E. J. Dressler 1859–1907

Untitled (The Thoughtful Fisherman)

, circa 1896–1901

Oil on canvas, 23¼ by 30½ inches


Its original title unknown, this painting by Edward James Dressler focuses on a fisherman who sits quietly in a modest rowboat as he awaits his catch. With a practical straw sunhat shielding his bearded face, the man props his chin in one hand in a gesture of patient idleness. His craft is anchored among the reeds in a narrow stream bound by a rustic fence at the upper left. The water’s placid surface reflects a high overcast sky that diffuses a cool silvery light over the verdant scene. The stream’s curving banks, the boat, an oar sloping into the water, and the fisherman’s slender pole form a series of contrasting diagonals that play off against the brushy softness of the trees and grasses filling out the idyllic country setting.
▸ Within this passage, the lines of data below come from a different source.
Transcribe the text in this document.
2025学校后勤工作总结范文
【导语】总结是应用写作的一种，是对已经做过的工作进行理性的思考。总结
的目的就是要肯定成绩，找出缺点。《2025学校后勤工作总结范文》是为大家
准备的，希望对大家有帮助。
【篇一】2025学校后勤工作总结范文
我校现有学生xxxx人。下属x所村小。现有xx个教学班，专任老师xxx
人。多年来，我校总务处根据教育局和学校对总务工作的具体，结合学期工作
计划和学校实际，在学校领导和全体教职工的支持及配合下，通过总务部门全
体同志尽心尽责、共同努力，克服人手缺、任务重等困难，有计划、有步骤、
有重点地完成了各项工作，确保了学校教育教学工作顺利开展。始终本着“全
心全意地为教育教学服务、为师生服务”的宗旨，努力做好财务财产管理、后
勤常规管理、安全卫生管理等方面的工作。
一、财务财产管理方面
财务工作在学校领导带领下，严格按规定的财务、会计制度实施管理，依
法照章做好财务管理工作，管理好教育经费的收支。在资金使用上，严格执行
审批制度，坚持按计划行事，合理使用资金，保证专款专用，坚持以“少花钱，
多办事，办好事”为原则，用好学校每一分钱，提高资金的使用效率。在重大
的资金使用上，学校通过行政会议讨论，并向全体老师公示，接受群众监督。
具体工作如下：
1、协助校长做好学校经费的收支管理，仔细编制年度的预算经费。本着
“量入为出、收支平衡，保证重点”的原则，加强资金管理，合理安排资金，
During Dressler’s brief career he was highly respected in Chicago as a painter of landscapes in watercolors as well as oils. His work was largely divided between scenes painted on the city’s agrarian outskirts and images of the more spectacular and varied landscapes of Northern California and the Southwest, to which he made several excursions. “A potent charm of his performances is the fact that he rarely vexes by the introduction of figures into his compositions,” according to one reviewer.i This painting is perhaps exceptional in its focus on a figure, yet it is characteristic of Dressler’s work in its cool hues and evocation of saturated atmosphere. When painting near Chicago, another reviewer noted, the artist “awaits the time when soft, friendly clouds obscure the sun, and tells with a vibrating voice of things which to some induce a feeling of gentle melancholy. . . . He delights in moist green meadows, low, flat stretches of prairie, basined with shallow pools wrapt in mysterious silence.”ii These preferences reflected Dressler’s embrace of a current trend in American art in the late 1890s, when many American painters working in northern France and Holland sought to capture the region’s peculiar color and light. Dressler himself never visited Europe, but he would have seen the results in the work of such Chicago contemporaries as Pauline Dohn (Rudolph) and Charles Corwin, among others.

Wendy Greenhouse, PhD

Donated by M. Christine Schwartz to The Richard H. Driehaus Museum, Chicago, Illinois, in 2021

i “Art,” Chicago Tribune, May 23, 1897; see also “Art,” Chicago Times-Herald, Mar. 19, 1899.
ii Untitled clipping, Chicago Times-Herald, Apr.10, 1898, in AIC Scrapbooks, vol. 9, 154.